Most beef cannot just be killed and processed immediately. It has to hang for two weeks and age before being processed.
“We have a limitation based on our hanging cooler,” Donna said. “ … If we had that extra cooler, which we’re hopefully going to get, we’re planning on doing a lot more.”
Expanding the Allen Meat Processing building to install another hanging cooler is the next step in the process, and once that is accomplished, the Uhls can push their business to the next level. One goal, in particular, is to pass the state inspection needed to provide meat to local restaurants.
They have also put up new walls and are working on putting in new flooring to give the place a newer, more welcoming ambiance.
But more than simply advancing the success of their own business, the Uhls see an opportunity to play a part in the reinvigoration of the Allen community. Along with creating several new jobs for area individuals, the Uhls have opened a convenience store with tables and chairs in the front of their shop where people can gather and have easy access to food right in their own community.

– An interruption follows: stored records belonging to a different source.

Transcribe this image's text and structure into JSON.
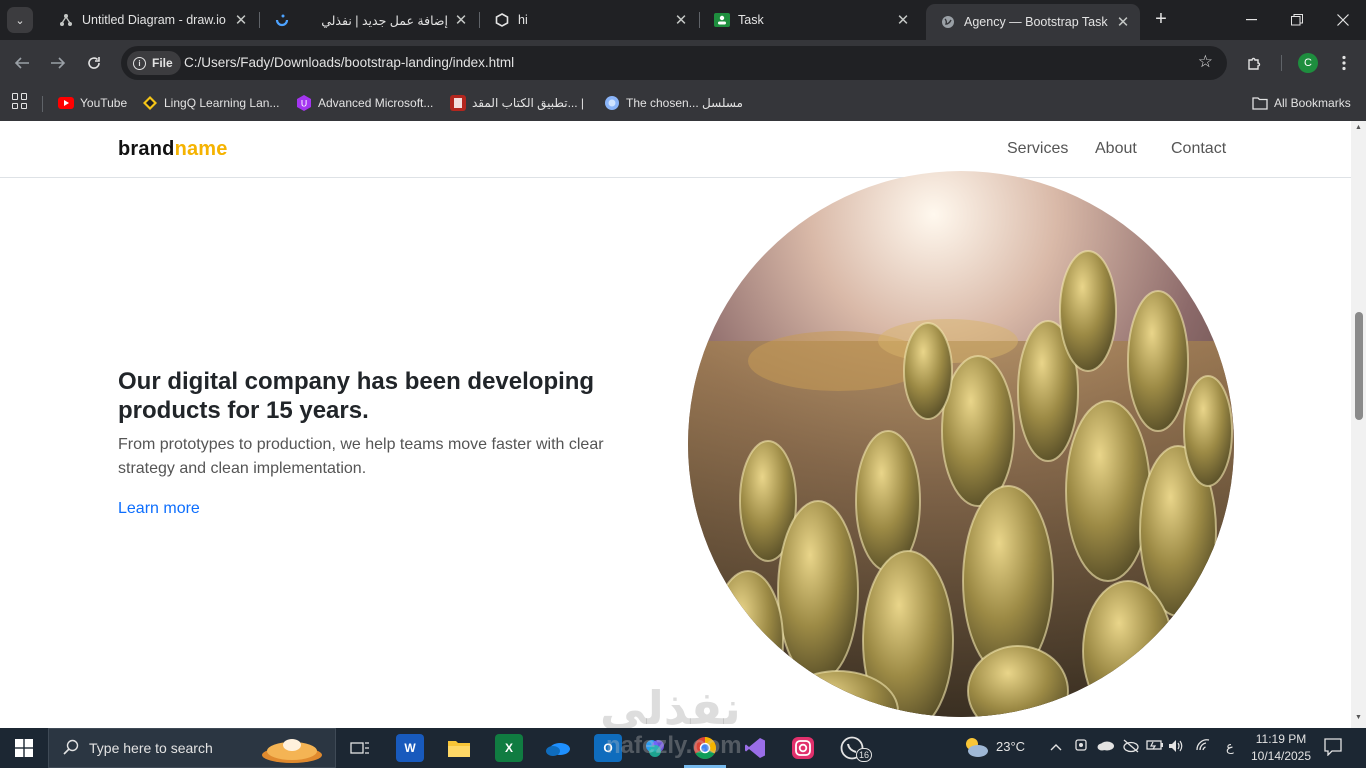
{
  "browser": {
    "tabs": [
      {
        "title": "Untitled Diagram - draw.io",
        "icon": "drawio-icon"
      },
      {
        "title": "إضافة عمل جديد | نفذلي",
        "icon": "nafezly-icon"
      },
      {
        "title": "hi",
        "icon": "github-icon"
      },
      {
        "title": "Task",
        "icon": "classroom-icon"
      },
      {
        "title": "Agency — Bootstrap Task",
        "icon": "globe-icon",
        "active": true
      }
    ],
    "address": {
      "scheme_label": "File",
      "url": "C:/Users/Fady/Downloads/bootstrap-landing/index.html"
    },
    "profile_initial": "C",
    "bookmarks": [
      {
        "label": "YouTube",
        "icon": "youtube-icon"
      },
      {
        "label": "LingQ Learning Lan...",
        "icon": "lingq-icon"
      },
      {
        "label": "Advanced Microsoft...",
        "icon": "udemy-icon"
      },
      {
        "label": "تطبيق الكتاب المقد... |",
        "icon": "bible-icon"
      },
      {
        "label": "The chosen... مسلسل",
        "icon": "chosen-icon"
      }
    ],
    "all_bookmarks_label": "All Bookmarks"
  },
  "page": {
    "brand_main": "brand",
    "brand_accent": "name",
    "nav": [
      "Services",
      "About",
      "Contact"
    ],
    "hero_title": "Our digital company has been developing products for 15 years.",
    "hero_subtitle": "From prototypes to production, we help teams move faster with clear strategy and clean implementation.",
    "hero_link": "Learn more",
    "watermark": "نفذلي",
    "colors": {
      "accent": "#f5b301",
      "link": "#0d6efd"
    }
  },
  "taskbar": {
    "search_placeholder": "Type here to search",
    "weather": "23°C",
    "input_lang": "ع",
    "time": "11:19 PM",
    "date": "10/14/2025",
    "whatsapp_badge": "16",
    "watermark": "nafezly.com"
  }
}
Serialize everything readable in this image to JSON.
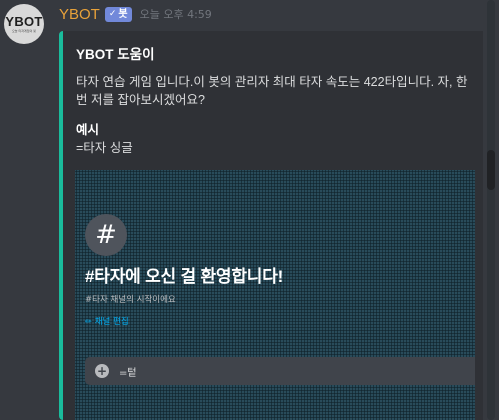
{
  "message": {
    "avatar_logo": "YBOT",
    "avatar_subtext": "오늘 타자게임의 봇",
    "username": "YBOT",
    "bot_tag": {
      "check": "✓",
      "label": "봇"
    },
    "timestamp": "오늘 오후 4:59",
    "username_color": "#e8a23a"
  },
  "embed": {
    "accent_color": "#1abc9c",
    "title": "YBOT 도움이",
    "description": "타자 연습 게임 입니다.이 봇의 관리자 최대 타자 속도는 422타입니다. 자, 한번 저를 잡아보시겠어요?",
    "field_name": "예시",
    "field_value": "=타자 싱글"
  },
  "embed_image": {
    "hash_icon": "#",
    "welcome_title": "#타자에 오신 걸 환영합니다!",
    "welcome_sub": "#타자 채널의 시작이에요",
    "edit_label": "채널 편집",
    "pencil_icon": "✏",
    "plus_icon": "+",
    "composer_text": "=텉"
  }
}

“This was a food desert. There was no access to food in this region without having to drive 20 miles to Emporia or 25 miles to Council Grove or Osage City,” Gilligan explained. “Now they’re able to serve a portion of that and then hopefully the idea is they’ll be able to grow with their plans to expand in the future.”
The Uhls have made it a priority to sell local products out of their convenience store, including Alma cheese, Fanestils sandwiches, jerky from Schrockbier Old Smokehouse and Black Dog Salsa. They have also started working with the local farmers market, hosting it in the parking lot of Allen Meat Processing.
“We have all kinds of opportunities that have come up here and I still see us growing and growing,” Donna said.
Gilligan said that the growth that Allen Meat Processing has seen — in large part as a result of the Securing Local Food Systems grant — shows what can happen when the government invests meaningfully in small businesses.
“It’s a real success story,” Gilligan said. “I really hope the state, as they go back and look at these, that’s a one-time grant in a small business. You could probably put a number on it, but think about the fact that they’ve quadrupled the number of employees in 12 months, they’ve doubled and tripled the production that they’re providing to the community. … This is a true story of local entrepreneurs reinvesting in our community.”